Effect of Iterative Proof Repair The impact of Iterative Proof Repair is tested using only proof construction (without Reflective Decomposition). The total budget is fixed at 1024 API calls. The experiment varies the number of iterative repairs per round (\(n\)) and the number of rounds (\(m\)).

Results indicate that accuracy increases as the number of repairs \(n\) increases for a fixed total budget \(m \times n\). When the number of repairs is constrained to \(n = 1\), the process is equivalent to a Best-of-N (BoN) sampling strategy. The repair-enabled configurations yield higher accuracy than the BoN configuration at equivalent computational budgets.

Effect of Reflective Decomposition The role of Reflective Decomposition is evaluated using IMO 2019 Problem 1 from the miniF2F-test set.
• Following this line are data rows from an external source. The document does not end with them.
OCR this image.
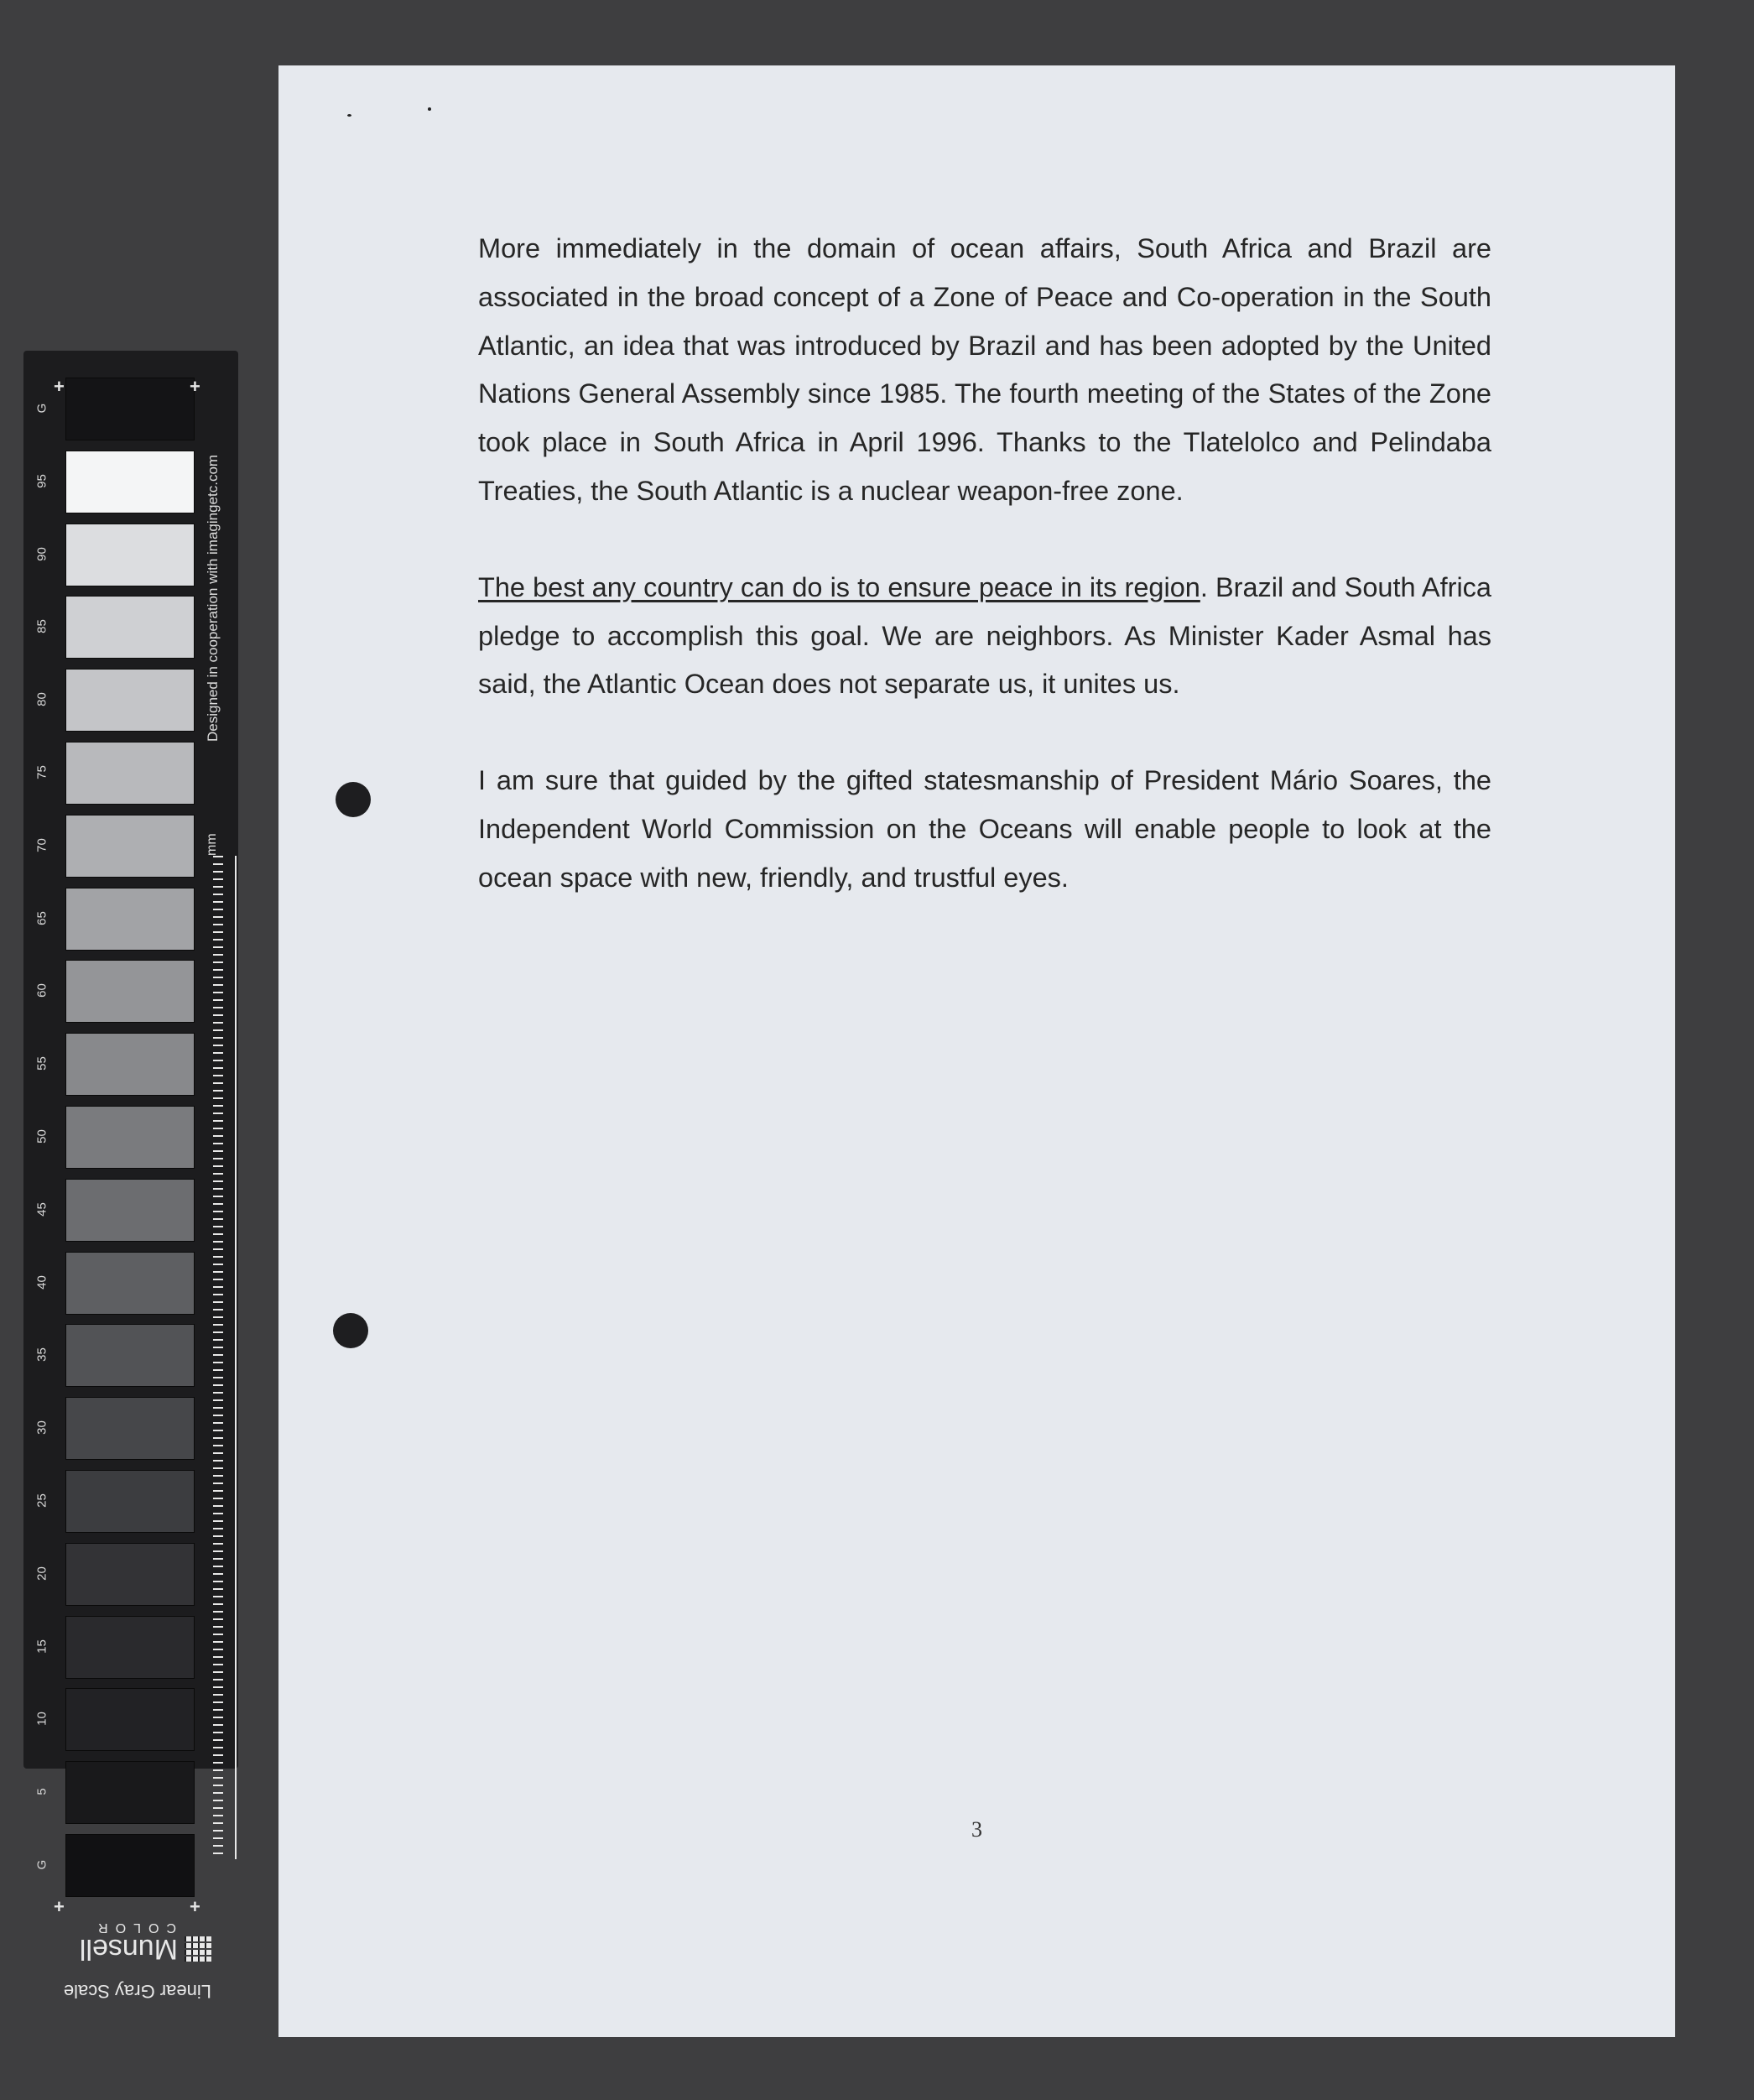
G
95
90
85
80
75
70
65
60
55
50
45
40
35
30
25
20
15
10
5
G
+	+
+	+
Designed in cooperation with imagingetc.com
mm
Linear Gray Scale
Munsell
COLOR

More immediately in the domain of ocean affairs, South Africa and Brazil are associated in the broad concept of a Zone of Peace and Co-operation in the South Atlantic, an idea that was introduced by Brazil and has been adopted by the United Nations General Assembly since 1985. The fourth meeting of the States of the Zone took place in South Africa in April 1996. Thanks to the Tlatelolco and Pelindaba Treaties, the South Atlantic is a nuclear weapon-free zone.

The best any country can do is to ensure peace in its region. Brazil and South Africa pledge to accomplish this goal. We are neighbors. As Minister Kader Asmal has said, the Atlantic Ocean does not separate us, it unites us.

I am sure that guided by the gifted statesmanship of President Mário Soares, the Independent World Commission on the Oceans will enable people to look at the ocean space with new, friendly, and trustful eyes.

3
Two strategies are compared:

Baseline: Pure iterative proof correction.
Delta Prover: Iterative proof correction combined with Reflective Decomposition.

The baseline approach did not find a solution after 1024 API calls. Using Reflective Decomposition, the problem was separated into 83 sub-problems during the initial decomposition round. Each sub-problem required an average of 4 API calls to resolve. The complete problem was solved using approximately \(83 \times 4 = 332\) API calls.